Flux, also known as Flux the System! and Liberals For Climate – The Flux Network, was a political party and movement that aimed to replace the world's elected legislatures with a new system known as issue-based direct democracy (IBDD). Flux originated in and was most active in Australia, but also had groups existing in the United States and Brazil.

IBDD is similar to liquid democracy, though there are differences. In IBDD, voters would still have the right to vote directly on every issue or delegate their vote to someone else, but unlike in liquid democracy, voters can choose to forgo votes on one issue to use on another issue. This creates opportunity cost between issues and allows voters to specialise their votes on the issues that are more important to them. This specialisation of votes aims to allow citizens to participate effectively in issue-based direct democracy without having to focus on every issue as they would in a regular direct democracy.

==Australia==
Flux parties were registered in the Australian Capital Territory, Western Australia, Queensland and New South Wales. Flux was registered at a federal level from 2016, but it was de-registered in 2022 for failing to meet the increased requirement of 1500 members.

===Elections===
In the 2016 Australian federal election, Flux stood two senate candidates in every state, and one in the Australian Capital Territory under the name "VOTEFLUX.ORG". The group drew first preference votes of between 0.08% and 0.28% in each state, for a national average of 0.15%.

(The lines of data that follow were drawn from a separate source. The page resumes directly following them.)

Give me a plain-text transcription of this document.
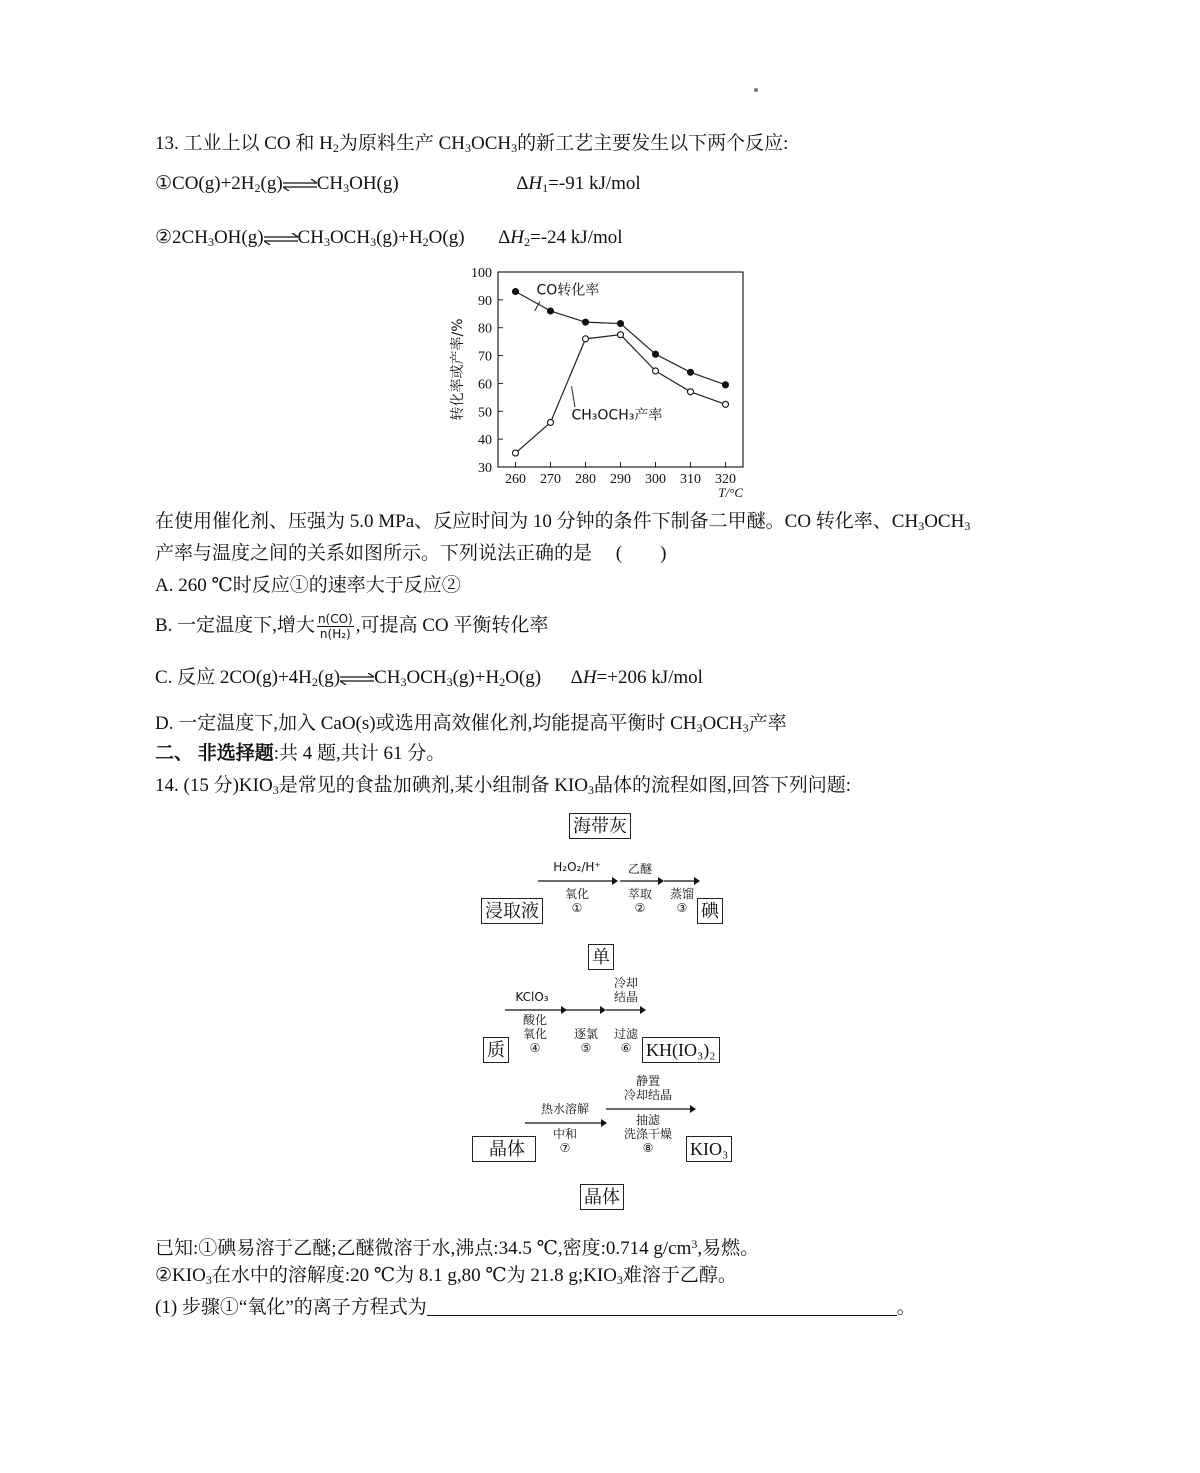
13. 工业上以 CO 和 $H_2$为原料生产 $CH_3OCH_3$的新工艺主要发生以下两个反应:
$①CO(g)+2H_2(g)\rightleftharpoons CH_3OH(g)$	$\Delta H_1=-91$ kJ/mol
$②2CH_3OH(g)\rightleftharpoons CH_3OCH_3(g)+H_2O(g)$ $\Delta H_2=-24$ kJ/mol
30
40
50
60
70
80
90
100
260 270 280 290 300 310 320
T/°C
转化率或产率/%
CO转化率
CH₃OCH₃产率
在使用催化剂、压强为 5.0 MPa、反应时间为 10 分钟的条件下制备二甲醚。CO 转化率、$CH_3OCH_3$
产率与温度之间的关系如图所示。下列说法正确的是 　(　　)
A. 260 ℃时反应①的速率大于反应②
B. 一定温度下,增大 $\frac{n(CO)}{\text{n(H₂)}}$ ,可提高 CO 平衡转化率
C. 反应 $2CO(g)+4H_2(g)\rightleftharpoons CH_3OCH_3(g)+H_2O(g)$ ΔH=+206 kJ/mol
D. 一定温度下,加入 CaO(s)或选用高效催化剂,均能提高平衡时 $CH_3OCH_3$产率
二、 非选择题:共 4 题,共计 61 分。
14. (15 分)$KIO_3$是常见的食盐加碘剂,某小组制备 $KIO_3$晶体的流程如图,回答下列问题:
海带灰
浸取液
H₂O₂/H⁺
氧化
①
乙醚
萃取
②
蒸馏
③ 碘
单
KClO₃
酸化
氧化
④
质
逐氯
⑤
冷却
结晶
过滤
⑥ KH(IO₃)₂
热水溶解
中和
⑦
晶体
静置
冷却结晶
抽滤
洗涤干燥
⑧	KIO₃
晶体
已知:①碘易溶于乙醚;乙醚微溶于水,沸点:34.5 ℃,密度:0.714 $g/cm^3$,易燃。
$②KIO_3$在水中的溶解度:20 ℃为 8.1 g,80 ℃为 21.8 $g;KIO_3$难溶于乙醇。
(1) 步骤①“氧化”的离子方程式为	。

Under the banner of "Flux the System!", Flux nominated 24 candidates for the 2017 Western Australian election – 12 in the Legislative Council and another 12 in the Legislative Assembly. They received first preference votes of between 0.31% and 0.88% in each legislative council region, for a state average of 0.44%, One of the candidates included Lewis Freer, a sitting councillor on the City of Greater Geraldton. The party also controversially ran 26 so-called "fake independents" – candidates who were affiliated with the party but appeared as independents on the ballot papers.

Writing in 2020, ABC election analyst Antony Green noted that Flux "has attracted negligible support" at elections. Despite having no climate policies of any kind, the party changed its name to "Liberals for Climate – The Flux Network" for the 2021 Western Australian state election.

Liberals for Climate, the last registered Flux Party, had their registration cancelled in January 2023. The party's website is no longer online.